Louis Theroux has been one of my heroes growing up. I’ve always been a documentary fan, and factual programmes make up a huge chunk of my weekly screen hours, although I’m often down the YouTube rabbit hole at the moment. Understandably, 2020 has been a fairly dry year for hard-hitting documentaries, despite Theroux’s decent job of reflecting on his career and favourite contributors in his Life on the Edge series. Human stories fascinate me and I love the way Theroux’s documentaries dissect what drives peoples towards extreme situations and beliefs, as well as making an attempt to present his contributors with nuance and warmth, even those who believe in or who have done terrible things. The world is never black and white, only thousands of shades of grey, and Theroux’s ability to connect with people on the fringes of society was in some ways pioneering. People reveal more when they feel they are not being judged, which make his documentaries some of the most insightful I have ever seen. A small part of me still wants to get into journalism, and I pray for this every night at my altar to the omniscient Theroux. Maybe the last part was a little hyperbolic.
I am deducting half a star here for the absolutely terrible title. There’s an argument for this being ironic, but honestly, the cringe-worthy pun cheapens the experience somewhat.
I am deducting another half a star for Theroux’s overuse of the word ‘pathos’. Admittedly, I did have to look up what it meant, but there’s a whole cacophony of synonyms he easily could have used: poignancy, raw emotion, feeling, sentiment, passion etc. You can tell from the style that Theroux is a better documentarian than he is a born writer, but there’s no excuse for forgetting the thesaurus. Or the 357 instances of ‘pathos’ all making it through the editing cycle.
I give the book plus points for not shying away from his own privilege. Theroux is the son of two first-generation brainboxes: a successful author for a father and a mother who was an arts producer at the BBC. He grew up with various au-pairs and attended a highly elite and ridiculously expensive boy’s school in Westminster, before going to Oxford University to continue to cloister amongst other pale, white, nerdy boys his age. It’s true that it would have been a waste of money had Theroux not turned out to be successful or prominent in some field. It was pretty much the ‘done thing’ for Oxford graduates with the world on a platter. So this isn’t a ‘working-class boy done good’ story. It doesn’t offer a bland I-did-this-so-anyone-can treatise on the lie of meritocracy. It is still a shame that there aren’t more working-class people working in the media or getting screen time, that much is true. I’ve often wondered whether my provincial background and lack of connections will turn into a huge minus point in the incredibly middle-class world of translation and editing. I can throw the thought of a PhD out the window now, because I wouldn’t be getting paid for it.

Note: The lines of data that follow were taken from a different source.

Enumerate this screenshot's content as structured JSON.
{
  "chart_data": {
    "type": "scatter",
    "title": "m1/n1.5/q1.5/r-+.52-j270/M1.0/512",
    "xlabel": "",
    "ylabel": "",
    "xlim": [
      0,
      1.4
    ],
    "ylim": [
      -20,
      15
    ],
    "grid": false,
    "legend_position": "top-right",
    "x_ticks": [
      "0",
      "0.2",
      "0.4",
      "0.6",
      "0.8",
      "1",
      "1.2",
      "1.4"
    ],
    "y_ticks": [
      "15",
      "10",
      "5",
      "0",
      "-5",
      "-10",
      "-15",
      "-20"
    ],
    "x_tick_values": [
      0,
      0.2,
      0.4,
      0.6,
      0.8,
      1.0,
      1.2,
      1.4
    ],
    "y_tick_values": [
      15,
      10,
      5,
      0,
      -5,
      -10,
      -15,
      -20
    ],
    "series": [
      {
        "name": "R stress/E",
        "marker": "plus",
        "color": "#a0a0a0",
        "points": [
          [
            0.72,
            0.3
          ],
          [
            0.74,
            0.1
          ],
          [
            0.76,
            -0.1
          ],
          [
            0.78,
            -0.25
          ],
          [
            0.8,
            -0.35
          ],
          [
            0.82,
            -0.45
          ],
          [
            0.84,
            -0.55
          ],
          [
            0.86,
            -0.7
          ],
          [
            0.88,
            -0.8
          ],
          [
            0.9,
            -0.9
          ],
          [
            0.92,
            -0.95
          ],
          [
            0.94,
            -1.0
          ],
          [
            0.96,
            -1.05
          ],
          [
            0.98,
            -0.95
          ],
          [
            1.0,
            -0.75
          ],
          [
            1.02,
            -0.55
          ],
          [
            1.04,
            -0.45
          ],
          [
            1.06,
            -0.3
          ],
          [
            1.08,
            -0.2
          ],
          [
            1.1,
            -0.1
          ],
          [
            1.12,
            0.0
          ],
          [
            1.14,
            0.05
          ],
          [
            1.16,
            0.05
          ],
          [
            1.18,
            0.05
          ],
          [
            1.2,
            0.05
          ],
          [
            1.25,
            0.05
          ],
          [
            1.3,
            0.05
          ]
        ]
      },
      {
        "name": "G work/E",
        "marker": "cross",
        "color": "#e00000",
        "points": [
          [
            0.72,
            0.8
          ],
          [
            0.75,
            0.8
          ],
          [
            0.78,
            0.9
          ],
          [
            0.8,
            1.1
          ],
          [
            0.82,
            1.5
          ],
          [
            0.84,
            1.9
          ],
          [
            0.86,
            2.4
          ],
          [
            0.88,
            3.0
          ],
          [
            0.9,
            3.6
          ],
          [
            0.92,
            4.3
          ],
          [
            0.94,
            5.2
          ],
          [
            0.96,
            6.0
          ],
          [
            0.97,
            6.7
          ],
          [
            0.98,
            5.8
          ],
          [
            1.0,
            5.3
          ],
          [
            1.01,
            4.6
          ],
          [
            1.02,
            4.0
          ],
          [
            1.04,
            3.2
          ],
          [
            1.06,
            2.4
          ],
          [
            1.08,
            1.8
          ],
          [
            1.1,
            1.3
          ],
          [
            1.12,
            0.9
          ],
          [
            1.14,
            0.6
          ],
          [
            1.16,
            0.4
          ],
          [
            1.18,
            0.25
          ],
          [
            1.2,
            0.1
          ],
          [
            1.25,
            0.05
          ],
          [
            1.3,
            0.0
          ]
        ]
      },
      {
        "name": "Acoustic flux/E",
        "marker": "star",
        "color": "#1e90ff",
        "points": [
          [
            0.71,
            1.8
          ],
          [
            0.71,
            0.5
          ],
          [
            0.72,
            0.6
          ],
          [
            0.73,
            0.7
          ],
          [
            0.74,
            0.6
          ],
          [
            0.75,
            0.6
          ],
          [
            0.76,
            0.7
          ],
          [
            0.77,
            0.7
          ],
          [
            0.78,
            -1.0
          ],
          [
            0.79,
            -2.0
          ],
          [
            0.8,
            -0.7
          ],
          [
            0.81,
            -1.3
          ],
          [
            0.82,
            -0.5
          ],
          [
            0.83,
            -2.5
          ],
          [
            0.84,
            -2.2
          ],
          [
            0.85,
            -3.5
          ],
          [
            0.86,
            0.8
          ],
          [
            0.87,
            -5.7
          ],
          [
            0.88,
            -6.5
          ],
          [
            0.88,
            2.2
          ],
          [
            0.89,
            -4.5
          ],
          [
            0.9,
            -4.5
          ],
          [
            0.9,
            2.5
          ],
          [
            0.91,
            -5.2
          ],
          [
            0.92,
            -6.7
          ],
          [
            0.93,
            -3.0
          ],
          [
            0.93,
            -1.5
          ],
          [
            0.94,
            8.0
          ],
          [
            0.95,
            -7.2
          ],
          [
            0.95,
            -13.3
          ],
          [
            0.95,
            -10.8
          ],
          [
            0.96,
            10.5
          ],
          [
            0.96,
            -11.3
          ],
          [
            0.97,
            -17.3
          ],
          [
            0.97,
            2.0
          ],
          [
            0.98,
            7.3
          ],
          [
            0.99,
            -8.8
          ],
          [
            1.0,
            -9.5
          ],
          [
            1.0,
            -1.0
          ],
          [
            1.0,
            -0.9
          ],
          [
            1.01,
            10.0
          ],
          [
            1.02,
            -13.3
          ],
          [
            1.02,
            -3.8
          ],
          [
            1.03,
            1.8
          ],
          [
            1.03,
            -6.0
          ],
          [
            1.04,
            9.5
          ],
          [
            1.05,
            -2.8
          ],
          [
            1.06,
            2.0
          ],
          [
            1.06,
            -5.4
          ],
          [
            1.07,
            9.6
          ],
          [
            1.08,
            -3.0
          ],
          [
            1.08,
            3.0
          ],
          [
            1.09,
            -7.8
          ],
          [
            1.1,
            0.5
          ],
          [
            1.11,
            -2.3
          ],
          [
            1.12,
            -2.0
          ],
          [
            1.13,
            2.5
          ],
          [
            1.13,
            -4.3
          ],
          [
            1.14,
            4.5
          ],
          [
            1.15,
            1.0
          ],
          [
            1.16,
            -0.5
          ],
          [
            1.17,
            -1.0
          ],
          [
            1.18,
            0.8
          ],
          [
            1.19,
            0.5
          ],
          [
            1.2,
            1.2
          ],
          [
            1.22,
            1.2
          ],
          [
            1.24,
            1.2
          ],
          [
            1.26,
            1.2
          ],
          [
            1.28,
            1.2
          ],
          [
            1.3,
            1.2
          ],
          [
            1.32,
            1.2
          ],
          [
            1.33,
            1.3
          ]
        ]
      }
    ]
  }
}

So, Theroux may not be entirely trendy to idolise, knowing he comes dripping with privilege, but you can’t blame him for being born posh either. At least he didn’t try to hide it, because I had some reservations going into the book. I’ve met enough of the faux poor at university to get righteously irritated at their play-acting. Parading around campus in threadbare tracksuits and then going home to the country pile at the weekend sound familiar?
Anyway, I also really enjoyed the book for its focus on his professional, rather than private life. There are some details about his childhood, marriages and children, but it’s definitely a backdrop to his career. I am so glad about this, because too many public figures fall into the trap of thinking that we care about their childhoods so much they can fill half their autobiographies with it. We just don’t (with the notable exception of Roald Dahl’s effervescent, charming and brilliant entire book on his childhood named Boy: I still remember the mouse-under-the-floorboards chapter to this day). I loved the behind-the-scenes feel to the book, describing the context of all his best-known shoots, as well as his thoughts and feelings behind each project and interview. The book focuses a lot on his relationship with Jimmy Saville before the wave of revelations in 2013. Theroux processes his confusion and guilt in a candid and relatable way as he is driven to reevaluate every conversation and every piece of footage: could he really not have known? What could he have done differently?
I would recommend this book for a read which is often laid-back, sometimes serious but maintaining its heartfelt candidness throughout. Occasionally, he does sink into the role of armchair philosopher, but what do you expect from a chronicler of the human condition?